EA, in its quest to take every single one of its franchises and shove it into a free-to-play model that often doesn’t work for the game in question at all, has taken the game of NFL; one of the most in-depth and strategic sports out there, and torn it to shreds in the quest to nickel and dime players.

I’ve got a long laundry list of just how wrong EA has got this game. There’s a leveling-up system that locks the vast majority of plays out of the game from the outset. Once the more complex plays in the play book have been unlocked, they cost in-game cash to use. Each and every time. Given that players are probably saving the limited in-game cash they’re earning for the ridiculously expensive “packs” of cards that Madden throws in, that means that the majority of the game is played using the same limited plays over and over again. Luckily the AI is dumb enough to fall for the same play, even if it’s been executed ten times in a row.

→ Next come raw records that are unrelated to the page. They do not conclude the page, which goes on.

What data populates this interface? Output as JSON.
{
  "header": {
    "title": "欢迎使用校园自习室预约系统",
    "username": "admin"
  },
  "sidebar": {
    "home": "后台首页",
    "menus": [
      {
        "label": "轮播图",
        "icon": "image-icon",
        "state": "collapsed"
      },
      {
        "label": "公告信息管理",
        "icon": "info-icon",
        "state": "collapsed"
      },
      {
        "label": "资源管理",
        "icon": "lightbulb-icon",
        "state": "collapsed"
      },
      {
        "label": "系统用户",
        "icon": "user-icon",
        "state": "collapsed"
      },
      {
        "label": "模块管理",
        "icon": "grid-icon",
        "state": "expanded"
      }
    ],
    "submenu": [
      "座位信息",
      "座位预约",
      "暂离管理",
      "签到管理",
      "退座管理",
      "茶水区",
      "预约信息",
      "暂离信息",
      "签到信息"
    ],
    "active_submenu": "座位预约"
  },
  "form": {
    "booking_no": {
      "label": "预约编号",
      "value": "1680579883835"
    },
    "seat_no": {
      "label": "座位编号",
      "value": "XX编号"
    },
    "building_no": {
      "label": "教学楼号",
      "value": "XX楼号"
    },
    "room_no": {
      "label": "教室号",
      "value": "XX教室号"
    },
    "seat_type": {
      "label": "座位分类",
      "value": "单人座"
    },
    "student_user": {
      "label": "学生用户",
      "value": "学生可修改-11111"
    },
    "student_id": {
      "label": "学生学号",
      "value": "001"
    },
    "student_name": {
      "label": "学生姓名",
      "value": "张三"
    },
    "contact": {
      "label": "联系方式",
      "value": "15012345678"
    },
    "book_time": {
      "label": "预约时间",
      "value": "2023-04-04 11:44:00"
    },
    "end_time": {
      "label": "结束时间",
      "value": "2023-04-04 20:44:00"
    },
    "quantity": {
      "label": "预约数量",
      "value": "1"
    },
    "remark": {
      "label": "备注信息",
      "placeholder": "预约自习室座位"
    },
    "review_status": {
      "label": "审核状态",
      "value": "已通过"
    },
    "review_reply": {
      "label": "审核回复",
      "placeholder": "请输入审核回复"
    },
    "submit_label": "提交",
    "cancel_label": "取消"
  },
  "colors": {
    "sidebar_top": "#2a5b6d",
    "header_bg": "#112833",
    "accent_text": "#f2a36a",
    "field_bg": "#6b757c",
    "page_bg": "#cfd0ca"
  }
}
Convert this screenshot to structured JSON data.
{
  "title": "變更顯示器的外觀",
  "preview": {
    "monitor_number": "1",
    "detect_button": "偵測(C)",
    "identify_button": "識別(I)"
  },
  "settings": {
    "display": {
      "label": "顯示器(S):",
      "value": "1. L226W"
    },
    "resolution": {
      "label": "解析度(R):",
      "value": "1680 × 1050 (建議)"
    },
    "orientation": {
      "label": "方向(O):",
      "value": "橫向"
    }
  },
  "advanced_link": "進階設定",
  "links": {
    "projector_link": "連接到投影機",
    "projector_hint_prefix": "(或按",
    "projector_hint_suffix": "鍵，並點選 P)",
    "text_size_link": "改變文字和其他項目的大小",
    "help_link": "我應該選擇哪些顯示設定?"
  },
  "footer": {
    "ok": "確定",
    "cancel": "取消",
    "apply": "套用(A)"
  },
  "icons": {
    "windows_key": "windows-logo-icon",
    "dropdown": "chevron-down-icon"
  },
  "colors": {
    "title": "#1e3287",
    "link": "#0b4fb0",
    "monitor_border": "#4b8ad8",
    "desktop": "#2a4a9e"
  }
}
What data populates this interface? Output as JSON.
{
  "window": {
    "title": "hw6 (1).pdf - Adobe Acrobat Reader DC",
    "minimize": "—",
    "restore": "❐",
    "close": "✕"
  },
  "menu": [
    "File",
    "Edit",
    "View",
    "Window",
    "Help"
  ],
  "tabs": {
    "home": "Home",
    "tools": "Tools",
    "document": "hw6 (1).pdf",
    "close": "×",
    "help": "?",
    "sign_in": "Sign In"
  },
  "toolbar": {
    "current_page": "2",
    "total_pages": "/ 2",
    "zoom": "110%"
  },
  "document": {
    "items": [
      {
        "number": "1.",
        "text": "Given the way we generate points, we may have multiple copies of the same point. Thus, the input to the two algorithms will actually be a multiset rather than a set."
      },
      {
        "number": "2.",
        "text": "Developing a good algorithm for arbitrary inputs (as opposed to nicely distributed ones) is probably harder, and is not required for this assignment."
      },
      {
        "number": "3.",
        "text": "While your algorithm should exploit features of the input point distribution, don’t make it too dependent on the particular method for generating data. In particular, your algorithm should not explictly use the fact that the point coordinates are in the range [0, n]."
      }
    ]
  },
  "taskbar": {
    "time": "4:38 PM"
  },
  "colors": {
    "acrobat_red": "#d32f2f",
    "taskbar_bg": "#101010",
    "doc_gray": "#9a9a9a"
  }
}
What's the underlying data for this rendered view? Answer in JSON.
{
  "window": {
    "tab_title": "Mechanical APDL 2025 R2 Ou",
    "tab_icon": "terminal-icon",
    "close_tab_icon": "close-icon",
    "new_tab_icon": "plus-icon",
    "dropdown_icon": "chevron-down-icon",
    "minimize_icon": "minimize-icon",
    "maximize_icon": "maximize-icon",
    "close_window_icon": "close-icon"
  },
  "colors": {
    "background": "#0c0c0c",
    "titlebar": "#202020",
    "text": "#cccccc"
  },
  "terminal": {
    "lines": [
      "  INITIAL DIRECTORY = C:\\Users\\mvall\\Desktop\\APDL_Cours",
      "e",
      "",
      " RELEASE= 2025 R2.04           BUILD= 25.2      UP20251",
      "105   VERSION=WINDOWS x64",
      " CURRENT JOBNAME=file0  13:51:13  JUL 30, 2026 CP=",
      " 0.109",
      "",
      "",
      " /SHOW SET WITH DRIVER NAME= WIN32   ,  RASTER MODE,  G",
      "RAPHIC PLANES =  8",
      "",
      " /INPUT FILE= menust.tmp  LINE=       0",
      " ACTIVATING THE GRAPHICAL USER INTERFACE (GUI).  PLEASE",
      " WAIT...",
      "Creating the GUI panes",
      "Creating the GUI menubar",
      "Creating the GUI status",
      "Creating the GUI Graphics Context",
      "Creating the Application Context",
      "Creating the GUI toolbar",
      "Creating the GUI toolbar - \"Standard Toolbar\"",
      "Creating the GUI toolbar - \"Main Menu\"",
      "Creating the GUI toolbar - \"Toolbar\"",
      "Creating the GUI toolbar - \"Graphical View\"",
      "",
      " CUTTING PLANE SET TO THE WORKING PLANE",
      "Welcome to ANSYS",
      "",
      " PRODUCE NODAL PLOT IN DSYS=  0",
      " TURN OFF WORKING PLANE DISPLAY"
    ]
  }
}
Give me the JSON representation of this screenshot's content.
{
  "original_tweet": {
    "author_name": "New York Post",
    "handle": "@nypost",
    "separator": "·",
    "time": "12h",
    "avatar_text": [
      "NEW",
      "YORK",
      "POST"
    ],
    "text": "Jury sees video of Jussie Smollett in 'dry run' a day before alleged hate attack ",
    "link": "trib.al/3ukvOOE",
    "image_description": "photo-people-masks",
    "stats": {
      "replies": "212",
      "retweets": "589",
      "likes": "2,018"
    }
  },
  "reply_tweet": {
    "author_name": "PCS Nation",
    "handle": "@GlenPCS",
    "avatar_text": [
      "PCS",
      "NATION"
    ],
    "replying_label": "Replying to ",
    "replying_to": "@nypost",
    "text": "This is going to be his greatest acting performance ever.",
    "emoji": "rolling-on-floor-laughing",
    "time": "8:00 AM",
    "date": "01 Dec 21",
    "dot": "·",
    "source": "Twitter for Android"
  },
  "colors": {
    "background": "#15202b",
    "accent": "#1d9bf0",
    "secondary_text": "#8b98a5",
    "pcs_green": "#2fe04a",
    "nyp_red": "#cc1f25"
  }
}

Those “packs” of cards are there because if you want good players, you’re going to need to collect them, CCG-style. The game has the full NFL license, but players stats are deliberately neutered at the start of the game. “Silver” and “Gold” players are naturally locked away in these packs, and the game’s Facebook integration makes multiplayer nice and easy to get into. Pay-to-win multiplayer basically, because he who has the biggest numbers will almost be guaranteed a victory.

And then there’s the gameplay modes – all custom tailored to assure EA that people are playing as little as possible between shelling out more cash. The vast bulk of the game is best described as training minigames in which players need to complete a silly objective such as completing three passes in five attempts. Then there’s the occasional “match day,” which is filtered down to minute-long quarters. If there’s an option to play a full, proper game of gridiron in Madden NFL 25, I haven’t found it yet.

All of this is because the game has gone free-to-play and the monetisation model no longer supports proper football. People aren’t spending cash if they’ve got hour-long games going, after all. It is especially frustrating considering that EA and other developers have proven that proper sports games can play well on iOS. Madden NFL 25 controls well and looks decent. There’s no reason that it couldn’t have been a $10 game, just as EA’s previous sports games on iOS were before the free-to-play obsession hit.

EA recently sent me a press release that proudly proclaimed that FIFA 14 on the iPad was going “free-to-play.” I’m not a massive fan of NFL, so butchering Madden on mobile isn’t such a big deal to me on a personal level; I’ve just deleted the game and moved on with my life. But I love FIFA, and in fact FIFA 13 on the iPad was a brilliant game. I’m terrified by what’s going to happen to it now.